Но с момента побега из дома у Коннора не выдавалось ни одной спокойной минуты — во всяком случае, до прибытия в резервацию арапачей. Подвал Сони был настоящей чашкой Петри, в которой неконтролируемо плодились микробы страха и тревоги. Коннору постоянно приходилось держаться настороже, защищая себя, защищая Рису, ни на секунду не выпуская из виду Роланда — от того в любое мгновение можно было ожидать смертельного удара.

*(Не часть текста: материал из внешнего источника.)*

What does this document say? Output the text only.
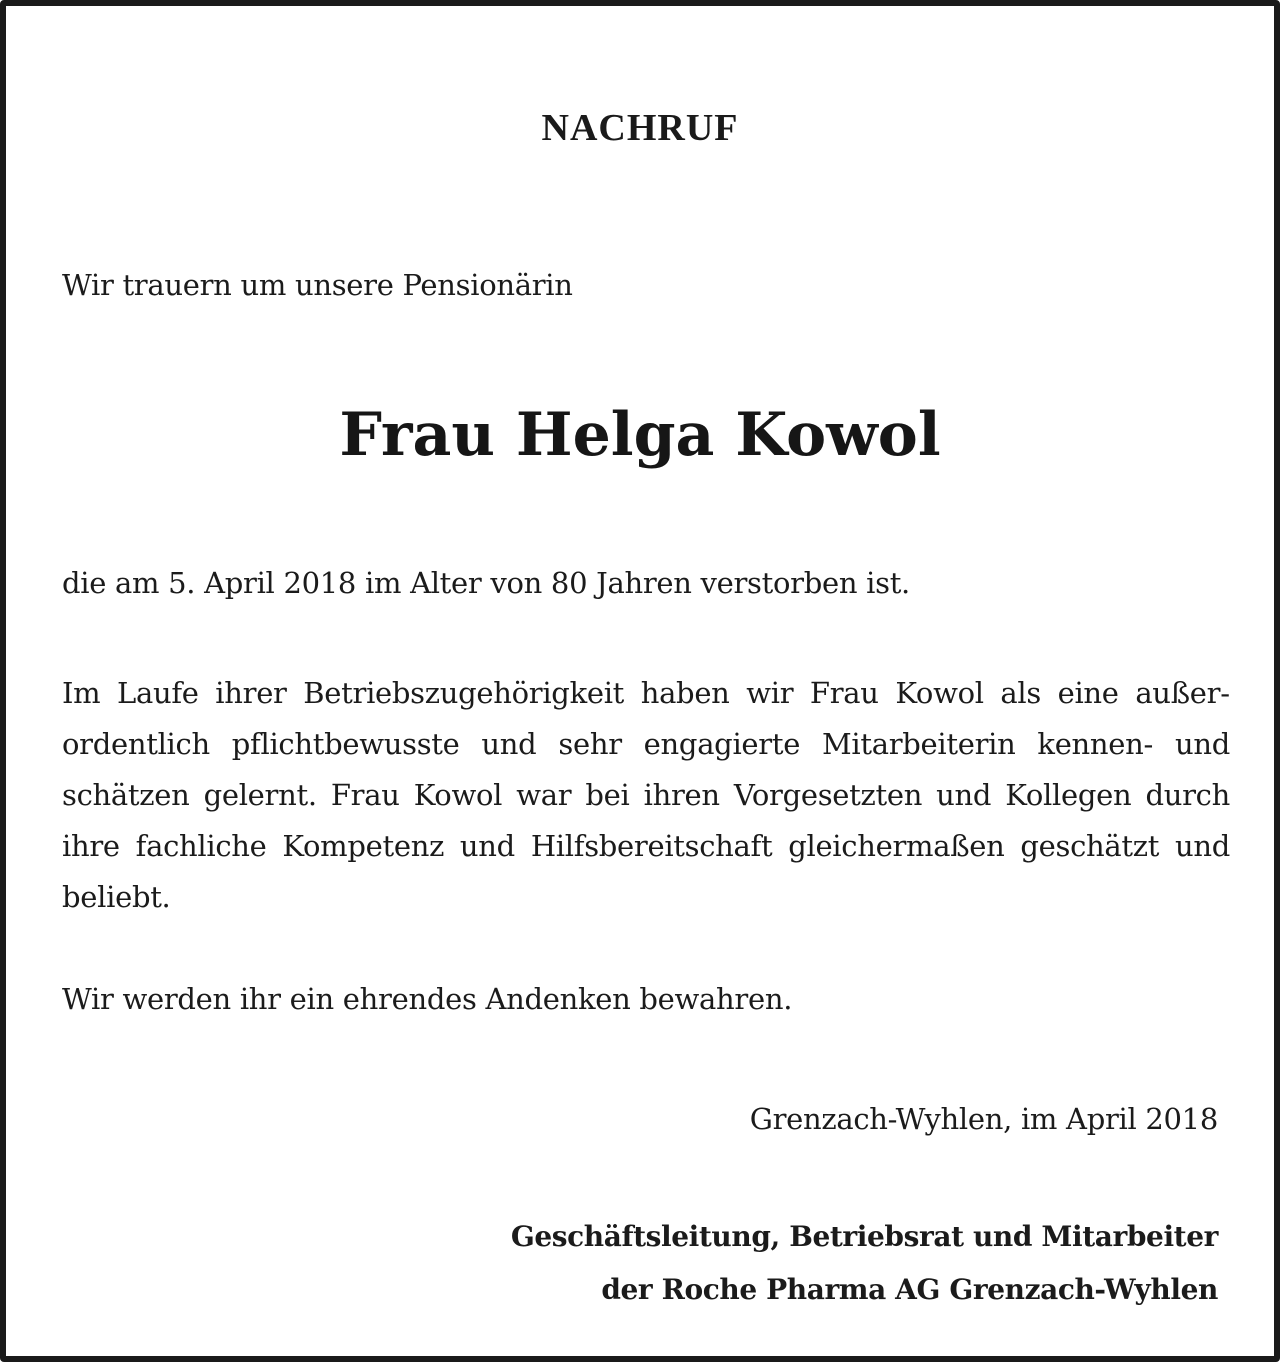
NACHRUF
Wir trauern um unsere Pensionärin
Frau Helga Kowol
die am 5. April 2018 im Alter von 80 Jahren verstorben ist.
Im Laufe ihrer Betriebszugehörigkeit haben wir Frau Kowol als eine außerordentlich pflichtbewusste und sehr engagierte Mitarbeiterin kennen- und schätzen gelernt. Frau Kowol war bei ihren Vorgesetzten und Kollegen durch ihre fachliche Kompetenz und Hilfsbereitschaft gleichermaßen geschätzt und beliebt.
Wir werden ihr ein ehrendes Andenken bewahren.
Grenzach-Wyhlen, im April 2018
Geschäftsleitung, Betriebsrat und Mitarbeiter
der Roche Pharma AG Grenzach-Wyhlen
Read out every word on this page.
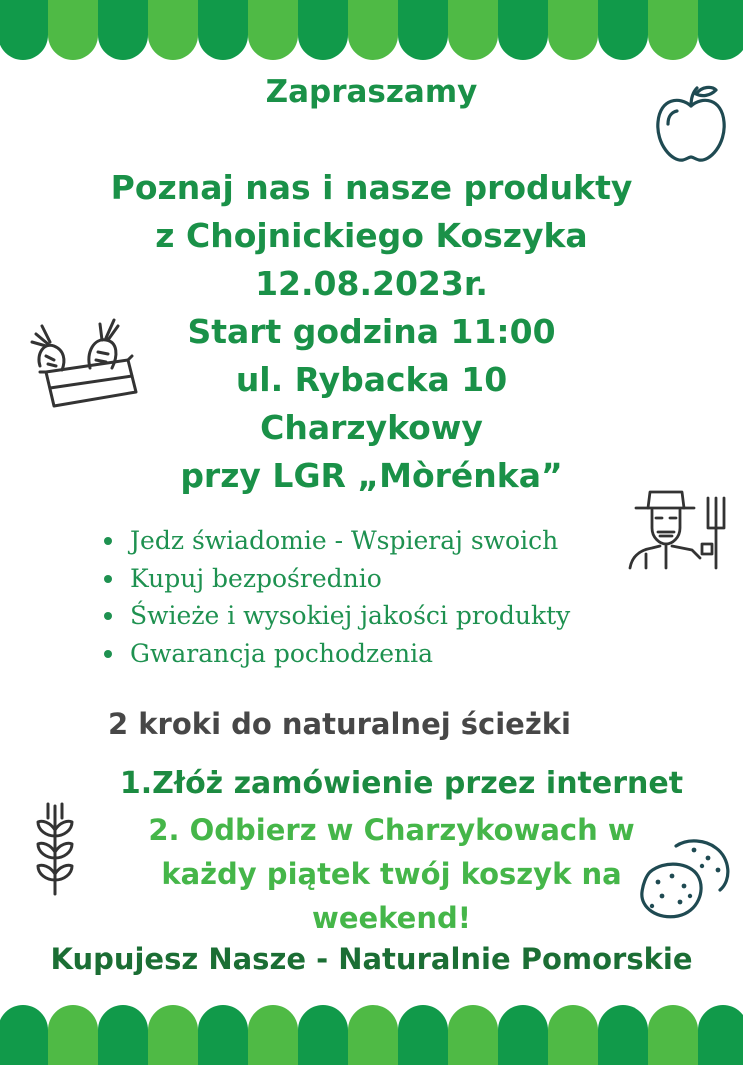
Zapraszamy

Poznaj nas i nasze produkty

z Chojnickiego Koszyka

12.08.2023r.

Start godzina 11:00

ul. Rybacka 10

Charzykowy

przy LGR „Mòrénka”

Jedz świadomie - Wspieraj swoich
Kupuj bezpośrednio
Świeże i wysokiej jakości produkty
Gwarancja pochodzenia
2 kroki do naturalnej ścieżki

1.Złóż zamówienie przez internet

2. Odbierz w Charzykowach w
każdy piątek twój koszyk na
weekend!

Kupujesz Nasze - Naturalnie Pomorskie
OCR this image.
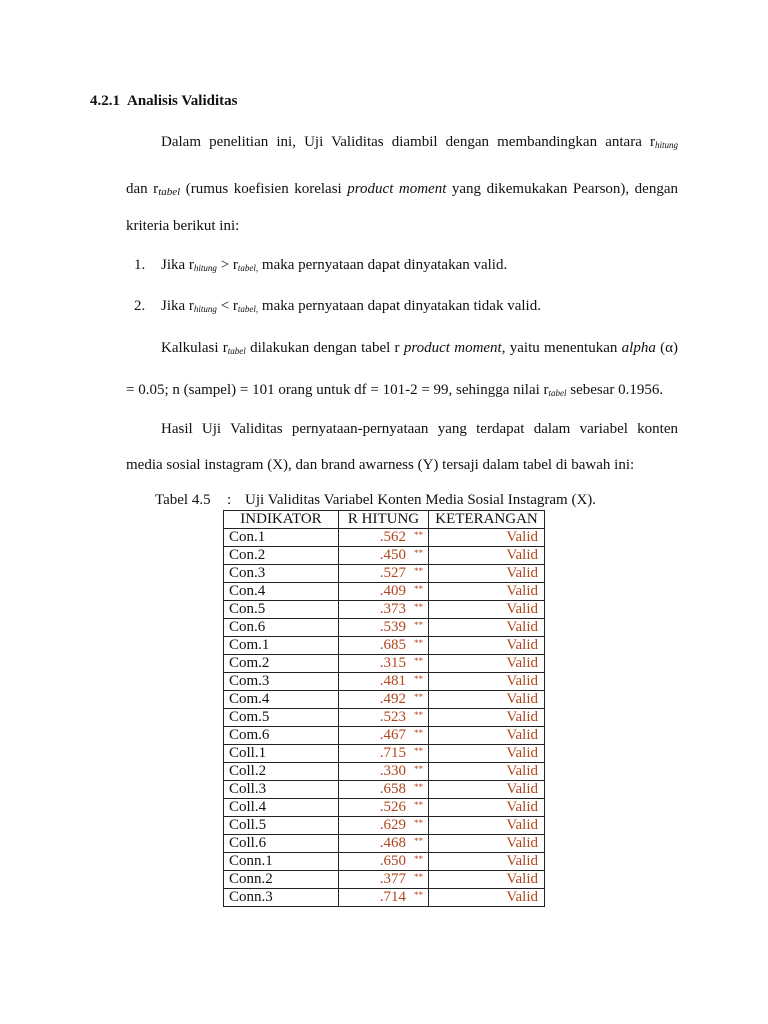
4.2.1 Analisis Validitas
Dalam penelitian ini, Uji Validitas diambil dengan membandingkan antara $r_{hitung}$
dan $r_{tabel}$ (rumus koefisien korelasi product moment yang dikemukakan Pearson), dengan
kriteria berikut ini:
1. Jika $r_{hitung} > r_{tabel,}$ maka pernyataan dapat dinyatakan valid.
2. Jika $r_{hitung} < r_{tabel,}$ maka pernyataan dapat dinyatakan tidak valid.
Kalkulasi $r_{tabel}$ dilakukan dengan tabel r product moment, yaitu menentukan alpha (α)
= 0.05; n (sampel) = 101 orang untuk df = 101-2 = 99, sehingga nilai $r_{tabel}$ sebesar 0.1956.
Hasil Uji Validitas pernyataan-pernyataan yang terdapat dalam variabel konten
media sosial instagram (X), dan brand awarness (Y) tersaji dalam tabel di bawah ini:
Tabel 4.5 : Uji Validitas Variabel Konten Media Sosial Instagram (X).
INDIKATOR	R HITUNG	KETERANGAN
Con.1	.562 **	Valid
Con.2	.450 **	Valid
Con.3	.527 **	Valid
Con.4	.409 **	Valid
Con.5	.373 **	Valid
Con.6	.539 **	Valid
Com.1	.685 **	Valid
Com.2	.315 **	Valid
Com.3	.481 **	Valid
Com.4	.492 **	Valid
Com.5	.523 **	Valid
Com.6	.467 **	Valid
Coll.1	.715 **	Valid
Coll.2	.330 **	Valid
Coll.3	.658 **	Valid
Coll.4	.526 **	Valid
Coll.5	.629 **	Valid
Coll.6	.468 **	Valid
Conn.1	.650 **	Valid
Conn.2	.377 **	Valid
Conn.3	.714 **	Valid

Он до сих пор задаётся вопросом: сложись обстоятельства по-другому — убил бы его Роланд или нет?
В «Весёлом Дровосеке» Роланд подгадал момент, прижал его к стенке и попытался задушить той самой рукой, которая сейчас принадлежит Коннору, — но не смог. Духу не хватило. Может, он был как та собака, что громко лает, но не кусает? Этого никому не дано теперь узнать.
А вот Коннору действительно довелось убивать.
Тогда, на Кладбище, он стрелял боевыми патронами. Он видел, как его пули скашивали нападающих. Значит ли это, что он убийца? Можно ли как-то искупить эту свою вину?
Вот почему Коннор терпеть не может сидеть и ждать. От раздумий он просто сходит с ума.
Единственное, что примиряет его с бездействием — растущее чувство безопасности, нормальности бытия. Если в его положении вообще можно что-либо считать нормальным. Таши’ни были гостеприимны, несмотря на их изначальную холодность к нему. С момента публичного объявления, что Беглец из Акрона жив, Таши’ни сделали всё, чтобы Коннор считал их дом своим.
Однако в течение дня жилище пустует. Кили в школе — это, конечно, хорошо, потому что у Коннора не хватает терпения справляться с нехваткой терпения этого пацана. Чала вообще нет в резервации — он творит чудеса у хопи; Элина все свои дни проводит в педиатрическом отделении клиники; а Пивани весь день охотится и возвращается лишь к ужину.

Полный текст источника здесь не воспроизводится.